I think most of your analysis is wrong. This was a McCain crowd based on religious background and denomination, expectations were very low. McCain treated it as a standard political event and rolled out his bromides to suit. In fact McCain was eminently uncomfortable talking about his personal faith. Obama was far more personal, conversational and contemplative about what his faith means to his life and subsequent politics. McCain also gave a strong pro-life statement which will cost him because many independents and moderate Republicans who support him are under the false impression that he is pro-choice. The fundraising isn't quite as you state either - Obama raises more money of his own back than McCain but the RNC has a load more money than the DNC so in reality McCain actually has access to more money than Obama does, for the moment.

Cogito Ergosum

August 17th, 2008 7:57pm Report this comment

As a diversion, The Onion recently published a superb satire of "Ol' Jelly Legs", aka Obama. I hope they will do something as entertaining about McCain.

Larry

August 18th, 2008 3:55am Report this comment

I believe that Obama is too vague and far too relaxed to trust. he has a lot of politically-correct white self-loathing race-whipped liberals hanging on because they are frightened that there could be somwe more riots in the US if we don't hand over the keys to America to Obama. I think many of these white lambs wake up or not vote.

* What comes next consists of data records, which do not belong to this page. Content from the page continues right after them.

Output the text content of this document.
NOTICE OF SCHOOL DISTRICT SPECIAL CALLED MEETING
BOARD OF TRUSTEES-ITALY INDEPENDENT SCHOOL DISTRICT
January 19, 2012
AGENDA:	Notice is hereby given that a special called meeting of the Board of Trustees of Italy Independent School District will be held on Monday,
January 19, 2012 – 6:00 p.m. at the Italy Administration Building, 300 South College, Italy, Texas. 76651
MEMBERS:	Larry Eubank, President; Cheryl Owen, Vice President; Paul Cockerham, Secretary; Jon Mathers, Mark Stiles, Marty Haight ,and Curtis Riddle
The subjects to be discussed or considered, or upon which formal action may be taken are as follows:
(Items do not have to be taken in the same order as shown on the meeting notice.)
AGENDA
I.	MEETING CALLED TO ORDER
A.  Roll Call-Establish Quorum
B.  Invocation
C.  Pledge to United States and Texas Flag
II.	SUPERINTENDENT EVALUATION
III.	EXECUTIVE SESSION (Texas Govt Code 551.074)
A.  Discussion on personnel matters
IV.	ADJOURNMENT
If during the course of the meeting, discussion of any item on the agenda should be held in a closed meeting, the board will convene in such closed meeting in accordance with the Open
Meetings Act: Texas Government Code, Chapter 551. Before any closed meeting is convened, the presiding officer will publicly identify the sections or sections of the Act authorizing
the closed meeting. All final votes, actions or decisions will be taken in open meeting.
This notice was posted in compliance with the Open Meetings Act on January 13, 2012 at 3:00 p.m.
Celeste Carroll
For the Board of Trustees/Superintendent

The Happy Carbon Footprint

August 18th, 2008 4:22pm Report this comment

Cogito Ergo Sum - I went to that piece in The Onion and it's hilarious. Thanks.

Doug

August 18th, 2008 6:06pm Report this comment

And today we find out that McCain wasn't in the "cone of silence" that Pastor Rick Warren assured the viewers he was so as to avoid hearing the questions to Obama. For most of Obama's questioning he wasn't even in the building and had the perfect opportunity to learn the questions before his turn. So much for all this honourable, clean campaigning crap. McSame old GOP crap.

Josh Kim

August 18th, 2008 7:42pm Report this comment

Wow, Doug, way to be cynical.

There's an old saying that those who accuse others of lying are usually themselves dishonest and immoral scoundrels.